Soweto streets are where student movement originated and thrived against all oppression. Students protested against the endless discrimination that they faced in education – lack of teachers, lack of furniture, cramped schools and impositions of Afrikaans as their means of education  Hundreds of them were brutally murdered by the police. The names of those students are engraved in bricks lying in the harsh and black atrium of the Hector Peterson Museum. Hector Peterson was just a 13 year old boy who was murdered by a stray bullet and created a lot of stir in the community by giving up his life. The Museum was pretty overwhelming with large windows and cold and bare brick walls, with its hollowness and muffled sound of those angry protests captured in rare footage. Large black and white pictures had lots of stories to tell.

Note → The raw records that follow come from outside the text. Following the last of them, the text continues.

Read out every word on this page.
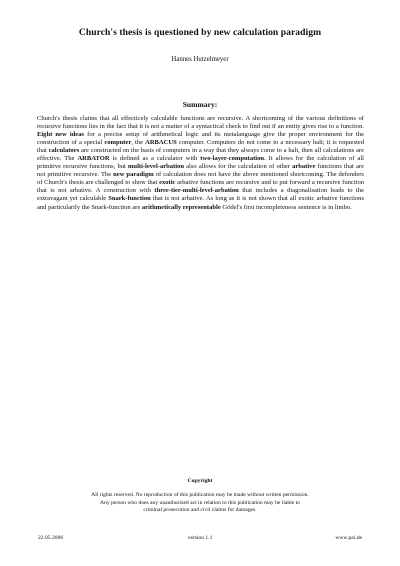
Church's thesis is questioned by new calculation paradigm
Hannes Hutzelmeyer
Summary:
Church's thesis claims that all effecticely calculable functions are recursive. A shortcoming of the various definitions of recursive functions lies in the fact that it is not a matter of a syntactical check to find out if an entity gives rise to a function. Eight new ideas for a precise setup of arithmetical logic and its metalanguage give the proper environment for the construction of a special computer, the ARBACUS computer. Computers do not come to a necessary halt; it is requested that calculators are constructed on the basis of computers in a way that they always come to a halt, then all calculations are effective. The ARBATOR is defined as a calculator with two-layer-computation. It allows for the calculation of all primitive recursive functions, but multi-level-arbation also allows for the calculation of other arbative functions that are not primitive recursive. The new paradigm of calculation does not have the above mentioned shortcoming. The defenders of Church's thesis are challenged to show that exotic arbative functions are recursive and to put forward a recursive function that is not arbative. A construction with three-tier-multi-level-arbation that includes a diagonalisation leads to the extravagant yet calculable Snark-function that is not arbative. As long as it is not shown that all exotic arbative functions and particularily the Snark-function are arithmetically representable Gödel's first incompleteness sentence is in limbo.
Copyright
All rights reserved. No reproduction of this publication may be made without written permission.
Any person who does any unauthorized act in relation to this publication may be liable to
criminal prosecution and civil claims for damages.
22.05.2006	version 1.1	www.pai.de
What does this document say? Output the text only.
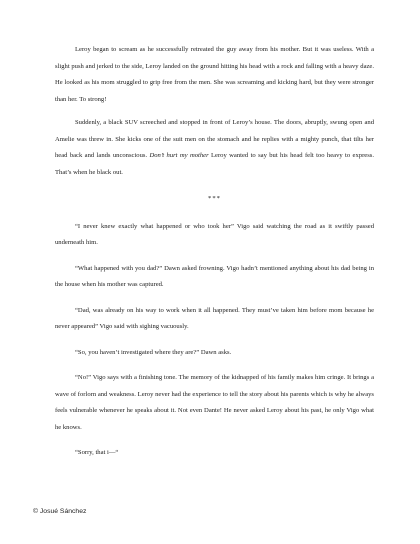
Leroy began to scream as he successfully retreated the guy away from his mother. But it was useless. With a slight push and jerked to the side, Leroy landed on the ground hitting his head with a rock and falling with a heavy daze. He looked as his mom struggled to grip free from the men. She was screaming and kicking hard, but they were stronger than her. To strong!

Suddenly, a black SUV screeched and stopped in front of Leroy’s house. The doors, abruptly, swung open and Amelie was threw in. She kicks one of the suit men on the stomach and he replies with a mighty punch, that tilts her head back and lands unconscious. Don’t hurt my mother Leroy wanted to say but his head felt too heavy to express. That’s when he black out.

***

“I never knew exactly what happened or who took her” Vigo said watching the road as it swiftly passed underneath him.

“What happened with you dad?” Dawn asked frowning. Vigo hadn’t mentioned anything about his dad being in the house when his mother was captured.

“Dad, was already on his way to work when it all happened. They must’ve taken him before mom because he never appeared” Vigo said with sighing vacuously.

“So, you haven’t investigated where they are?” Dawn asks.

“No!” Vigo says with a finishing tone. The memory of the kidnapped of his family makes him cringe. It brings a wave of forlorn and weakness. Leroy never had the experience to tell the story about his parents which is why he always feels vulnerable whenever he speaks about it. Not even Dante! He never asked Leroy about his past, he only Vigo what he knows.

“Sorry, that i—“

© Josué Sánchez
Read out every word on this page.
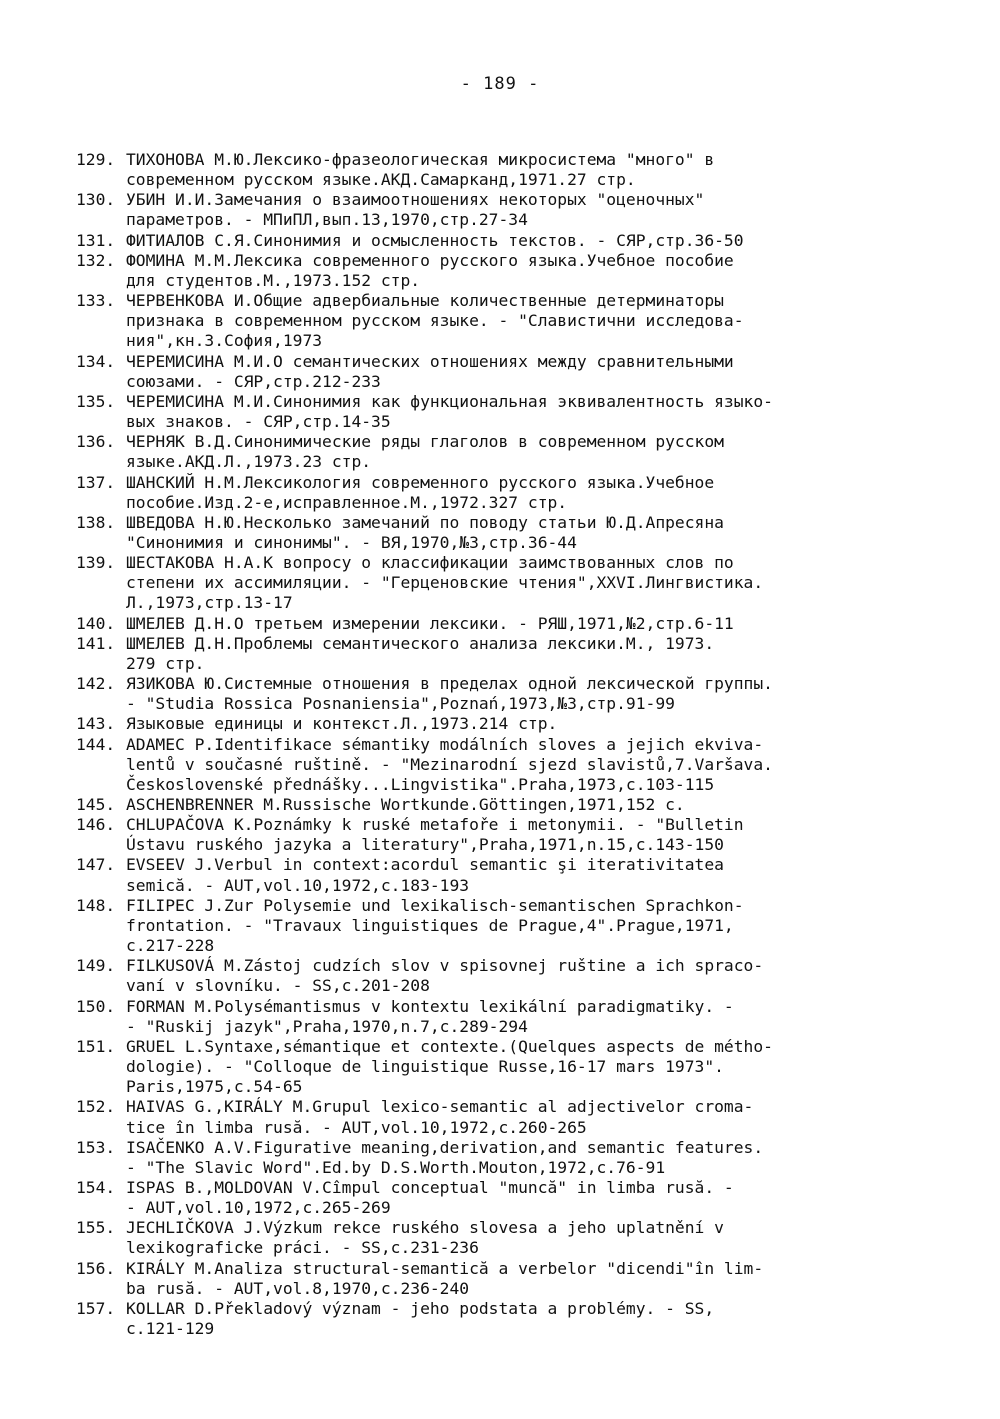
- 189 -
129. ТИХОНОВА М.Ю.Лексико-фразеологическая микросистема "много" в
современном русском языке.АКД.Самарканд,1971.27 стр.
130. УБИН И.И.Замечания о взаимоотношениях некоторых "оценочных"
параметров. - МПиПЛ,вып.13,1970,стр.27-34
131. ФИТИАЛОВ С.Я.Синонимия и осмысленность текстов. - СЯР,стр.36-50
132. ФОМИНА М.М.Лексика современного русского языка.Учебное пособие
для студентов.М.,1973.152 стр.
133. ЧЕРВЕНКОВА И.Общие адвербиальные количественные детерминаторы
признака в современном русском языке. - "Славистични исследова-
ния",кн.3.София,1973
134. ЧЕРЕМИСИНА М.И.О семантических отношениях между сравнительными
союзами. - СЯР,стр.212-233
135. ЧЕРЕМИСИНА М.И.Синонимия как функциональная эквивалентность языко-
вых знаков. - СЯР,стр.14-35
136. ЧЕРНЯК В.Д.Синонимические ряды глаголов в современном русском
языке.АКД.Л.,1973.23 стр.
137. ШАНСКИЙ Н.М.Лексикология современного русского языка.Учебное
пособие.Изд.2-е,исправленное.М.,1972.327 стр.
138. ШВЕДОВА Н.Ю.Несколько замечаний по поводу статьи Ю.Д.Апресяна
"Синонимия и синонимы". - ВЯ,1970,№3,стр.36-44
139. ШЕСТАКОВА Н.А.К вопросу о классификации заимствованных слов по
степени их ассимиляции. - "Герценовские чтения",XXVI.Лингвистика.
Л.,1973,стр.13-17
140. ШМЕЛЕВ Д.Н.О третьем измерении лексики. - РЯШ,1971,№2,стр.6-11
141. ШМЕЛЕВ Д.Н.Проблемы семантического анализа лексики.М., 1973.
279 стр.
142. ЯЗИКОВА Ю.Системные отношения в пределах одной лексической группы.
- "Studia Rossica Posnaniensia",Poznań,1973,№3,стр.91-99
143. Языковые единицы и контекст.Л.,1973.214 стр.
144. ADAMEC P.Identifikace sémantiky modálních sloves a jejich ekviva-
lentů v současné ruštině. - "Mezinarodní sjezd slavistů,7.Varšava.
Československé přednášky...Lingvistika".Praha,1973,c.103-115
145. ASCHENBRENNER M.Russische Wortkunde.Göttingen,1971,152 c.
146. CHLUPAČOVA K.Poznámky k ruské metafoře i metonymii. - "Bulletin
Ústavu ruského jazyka a literatury",Praha,1971,n.15,c.143-150
147. EVSEEV J.Verbul in context:acordul semantic şi iterativitatea
semică. - AUT,vol.10,1972,c.183-193
148. FILIPEC J.Zur Polysemie und lexikalisch-semantischen Sprachkon-
frontation. - "Travaux linguistiques de Prague,4".Prague,1971,
c.217-228
149. FILKUSOVÁ M.Zástoj cudzích slov v spisovnej ruštine a ich spraco-
vaní v slovníku. - SS,c.201-208
150. FORMAN M.Polysémantismus v kontextu lexikální paradigmatiky. -
- "Ruskij jazyk",Praha,1970,n.7,c.289-294
151. GRUEL L.Syntaxe,sémantique et contexte.(Quelques aspects de métho-
dologie). - "Colloque de linguistique Russe,16-17 mars 1973".
Paris,1975,c.54-65
152. HAIVAS G.,KIRÁLY M.Grupul lexico-semantic al adjectivelor croma-
tice în limba rusă. - AUT,vol.10,1972,c.260-265
153. ISAČENKO A.V.Figurative meaning,derivation,and semantic features.
- "The Slavic Word".Ed.by D.S.Worth.Mouton,1972,c.76-91
154. ISPAS B.,MOLDOVAN V.Cîmpul conceptual "muncă" in limba rusă. -
- AUT,vol.10,1972,c.265-269
155. JECHLIČKOVA J.Výzkum rekce ruského slovesa a jeho uplatnění v
lexikograficke práci. - SS,c.231-236
156. KIRÁLY M.Analiza structural-semantică a verbelor "dicendi"în lim-
ba rusă. - AUT,vol.8,1970,c.236-240
157. KOLLAR D.Překladový význam - jeho podstata a problémy. - SS,
c.121-129
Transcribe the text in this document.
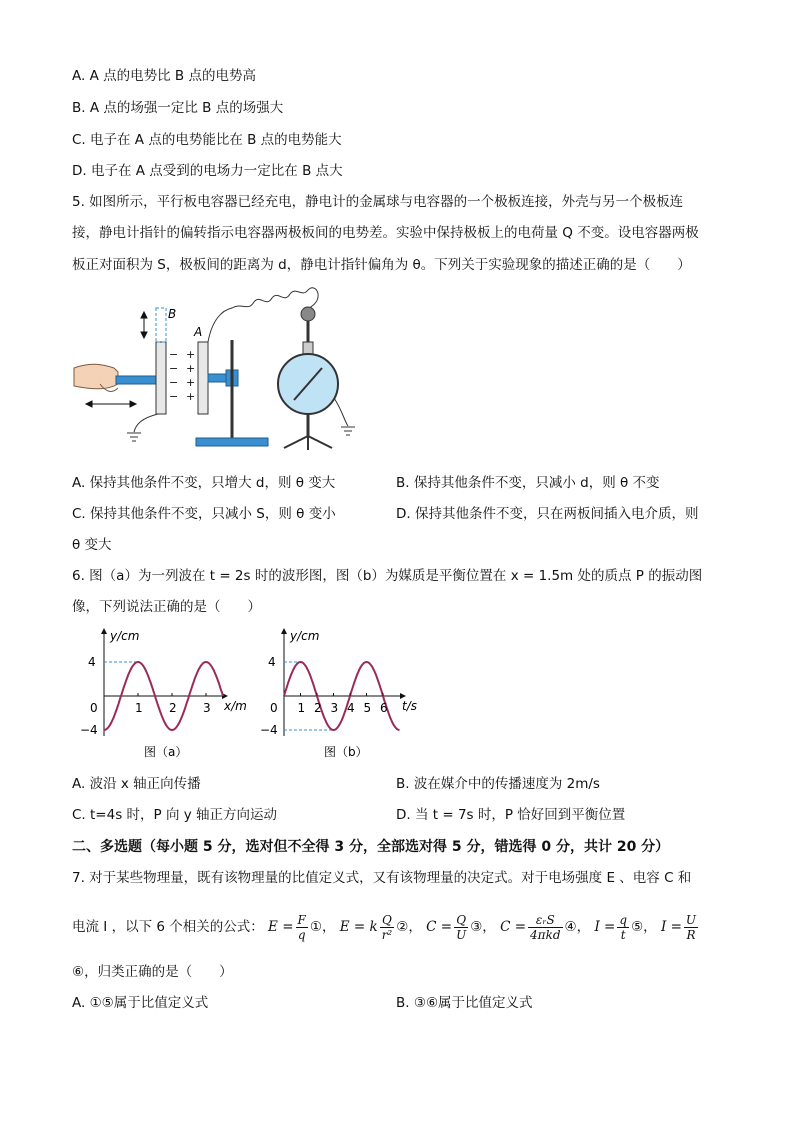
A. A 点的电势比 B 点的电势高
B. A 点的场强一定比 B 点的场强大
C. 电子在 A 点的电势能比在 B 点的电势能大
D. 电子在 A 点受到的电场力一定比在 B 点大
5. 如图所示，平行板电容器已经充电，静电计的金属球与电容器的一个极板连接，外壳与另一个极板连
接，静电计指针的偏转指示电容器两极板间的电势差。实验中保持极板上的电荷量 Q 不变。设电容器两极
板正对面积为 S，极板间的距离为 d，静电计指针偏角为 θ。下列关于实验现象的描述正确的是（　　）
B
−
−
−
−
A
+
+
+
+
A. 保持其他条件不变，只增大 d，则 θ 变大	B. 保持其他条件不变，只减小 d，则 θ 不变
C. 保持其他条件不变，只减小 S，则 θ 变小	D. 保持其他条件不变，只在两板间插入电介质，则
θ 变大
6. 图（a）为一列波在 t = 2s 时的波形图，图（b）为媒质是平衡位置在 x = 1.5m 处的质点 P 的振动图
像，下列说法正确的是（　　）
1 2 3
4
0
−4
y/cm
x/m
图（a）
1 2 3 4 5 6
4
0
−4
y/cm
t/s
图（b）
A. 波沿 x 轴正向传播	B. 波在媒介中的传播速度为 2m/s
C. t=4s 时，P 向 y 轴正方向运动	D. 当 t = 7s 时，P 恰好回到平衡位置
二、多选题（每小题 5 分，选对但不全得 3 分，全部选对得 5 分，错选得 0 分，共计 20 分）
7. 对于某些物理量，既有该物理量的比值定义式，又有该物理量的决定式。对于电场强度 E 、电容 C 和
电流 I ，以下 6 个相关的公式： $E = \frac{F}{q}$ ①， E = k $\frac{Q}{\text{r²}}$ ②， $C = \frac{Q}{U}$ ③， $C = \frac{\text{εᵣS}}{\text{4πkd}}$ ④， $I = \frac{q}{t}$ ⑤， $I = \frac{U}{R}$
⑥，归类正确的是（　　）
A. ①⑤属于比值定义式	B. ③⑥属于比值定义式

But nothing like the apartheid museum. Rich history and culture of South Africa, the rise and the fall of the heinous scheme, the struggle of the Africans, grueling life of the miners, sophistication in racial identifications, whites, blacks, Indians, colored and Chinese and an enormous institution to keep non-whites away from whites. The depiction of the discrimination, the disenfranchisement of all civil and human rights, the everyday humiliation and torture the native people faced is astounding. Even more astounding are the sights and sounds of the resilience, the protest and the patience of the South Africans, the sagacity and prudence of their leadership. It is amazing how they kept their hopes alive in those desperate times by singing and dancing. It is amazing how cultivated and educated South Africans were, even back in those bleak times. Coming out of this beautiful building, my heart was filled with love and respect for this fearless nation.         

 And why not, after all “Humanity was born in Africa, so all the people, ultimately, are Africans.”